Master’s course registration
Students are not automatically enrolled for an examination. They can register via uSis from 100 to 10 calendar days before the date. Students who are not registered will not be permitted to take the examination.
Registering for exams
Mode of instruction
This course consists of:
Three 3-hour lectures;
Six student presentations and discussion sessions (three 3-hour and three 2-hour sessions);
Individual feedback on draft of presentation and on draft of paper.
Attendance is mandatory for all sessions.
The final grade is based on: the oral presentation (40% of the grade), the individual paper (50% of the grade), and quality of questions sent in (preparation for the presentation sessions) (10% of the grade).

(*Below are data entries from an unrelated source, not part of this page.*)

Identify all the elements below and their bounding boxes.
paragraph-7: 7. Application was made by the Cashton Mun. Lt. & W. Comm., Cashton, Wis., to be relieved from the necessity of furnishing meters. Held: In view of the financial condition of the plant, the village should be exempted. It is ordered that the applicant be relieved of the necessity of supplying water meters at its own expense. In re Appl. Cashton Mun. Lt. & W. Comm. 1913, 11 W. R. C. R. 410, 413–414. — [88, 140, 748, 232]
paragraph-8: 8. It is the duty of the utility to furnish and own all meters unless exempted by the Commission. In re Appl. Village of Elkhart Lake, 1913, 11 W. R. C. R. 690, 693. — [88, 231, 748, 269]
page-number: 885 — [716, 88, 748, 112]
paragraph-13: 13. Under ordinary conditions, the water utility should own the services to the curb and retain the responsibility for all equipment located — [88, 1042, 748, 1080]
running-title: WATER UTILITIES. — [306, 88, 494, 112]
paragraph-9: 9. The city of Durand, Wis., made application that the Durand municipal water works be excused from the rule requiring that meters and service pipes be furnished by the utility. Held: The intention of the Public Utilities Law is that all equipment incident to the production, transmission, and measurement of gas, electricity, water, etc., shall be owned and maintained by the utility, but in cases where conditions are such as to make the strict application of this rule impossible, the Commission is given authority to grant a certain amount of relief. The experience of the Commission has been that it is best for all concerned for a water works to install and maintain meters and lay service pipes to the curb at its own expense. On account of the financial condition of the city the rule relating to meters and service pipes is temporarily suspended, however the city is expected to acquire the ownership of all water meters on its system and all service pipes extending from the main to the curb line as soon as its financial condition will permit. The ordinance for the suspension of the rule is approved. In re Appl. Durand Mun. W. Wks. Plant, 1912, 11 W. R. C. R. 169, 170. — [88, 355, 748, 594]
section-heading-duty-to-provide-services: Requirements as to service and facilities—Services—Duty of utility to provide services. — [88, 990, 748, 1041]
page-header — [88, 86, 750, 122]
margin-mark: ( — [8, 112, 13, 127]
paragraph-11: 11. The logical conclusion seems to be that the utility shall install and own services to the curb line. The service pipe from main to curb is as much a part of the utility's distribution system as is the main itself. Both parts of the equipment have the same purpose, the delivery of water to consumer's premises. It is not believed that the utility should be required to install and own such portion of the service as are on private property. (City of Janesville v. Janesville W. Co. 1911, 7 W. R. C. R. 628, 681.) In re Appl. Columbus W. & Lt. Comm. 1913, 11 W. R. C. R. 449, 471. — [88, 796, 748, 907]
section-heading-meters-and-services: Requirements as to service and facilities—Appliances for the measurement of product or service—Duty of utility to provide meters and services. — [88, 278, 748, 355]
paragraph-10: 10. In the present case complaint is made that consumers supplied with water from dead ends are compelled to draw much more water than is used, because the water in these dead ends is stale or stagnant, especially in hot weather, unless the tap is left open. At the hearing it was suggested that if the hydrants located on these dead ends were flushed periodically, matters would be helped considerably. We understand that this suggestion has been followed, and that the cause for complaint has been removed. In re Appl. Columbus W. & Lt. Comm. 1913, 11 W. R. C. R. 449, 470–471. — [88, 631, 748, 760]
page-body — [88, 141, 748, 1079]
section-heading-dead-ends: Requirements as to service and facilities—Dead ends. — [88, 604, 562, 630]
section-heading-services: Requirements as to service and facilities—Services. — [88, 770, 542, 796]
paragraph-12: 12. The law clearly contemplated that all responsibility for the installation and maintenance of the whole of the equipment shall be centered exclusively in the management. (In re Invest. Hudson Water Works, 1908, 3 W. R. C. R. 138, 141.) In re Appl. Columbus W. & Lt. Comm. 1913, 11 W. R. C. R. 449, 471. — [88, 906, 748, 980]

Note: both the presentation and the paper should be minimally graded 6 to pass the course.
The Institute of Psychology follows the policy of the Faculty of Social and Behavioural Sciences to systematically check student papers for plagiarism with the help of software. Disciplinary measures will be taken when fraud is detected. Students are expected to be familiar with and understand the implications of this fraud policy.
Leka, S. & Houdmont, J. (Eds.) (2010) Occupational Health Psychology. Chichester. UK: Wiley-Blackwell. (note: this book will also be used in the course ’Interventions in Occupational Health’)
Further readings will be announced via Blackboard. Exemplary literature includes:
Bakker, A.B., Schaufeli, W.B., Leiter, M.P., & Taris, T.W. (2008). Work engagement: An emerging concept in occupational health psychology. Work and Stress, 22, 187-200.
Ferrie, J.E., Kivimaki, M., Shipley, M.J., Davey Smith, G. & Virtanen, M. (2013). Job insecurity and incident coronary heart disease: The Whitehall II prospective cohort study. Atherosclerosis, 227(1), 178-81.
Ganster, D.C. & Rosen, C.C. (2013). Work stress and employee health: A multidisciplinary review. Journal of Management, 39(5), 1085-1122.
Maslach, C. (2008). Early predictors of job burnout and engagement. Journal of Applied Psychology, 93(3), 498.
Nielsen, M B, & Einarsen, S. (2012). Outcomes of exposure to workplace bullying: A meta-analytic review. Work and Stress, 26(4), 309-332.
Siegrist, J & Li, J. (2016). Associations of extrinsic and intrinsic components of work stress with health: a systematic review of evidence on the Effort-Reward Imbalance model. International Journal of Environmental Research and Public Health, 13(4), article number 432.
Sonnentag, S. & Frese, M. (2012). Stress in organizations. In I.B. Weiner, N. Schmitt, & S. Highhouse (Eds.), Handbook of Psychology (Vol. 12: Industrial and Organizational Psychology, Chapter 21, pp. 560-592). London: Wiley.
Zijlstra, F. & Sonnentag, S. (2006). After work is done: Psychological perspectives on recovery from work. European Journal of Work and Organizational Psychology, 15(2), 129-138.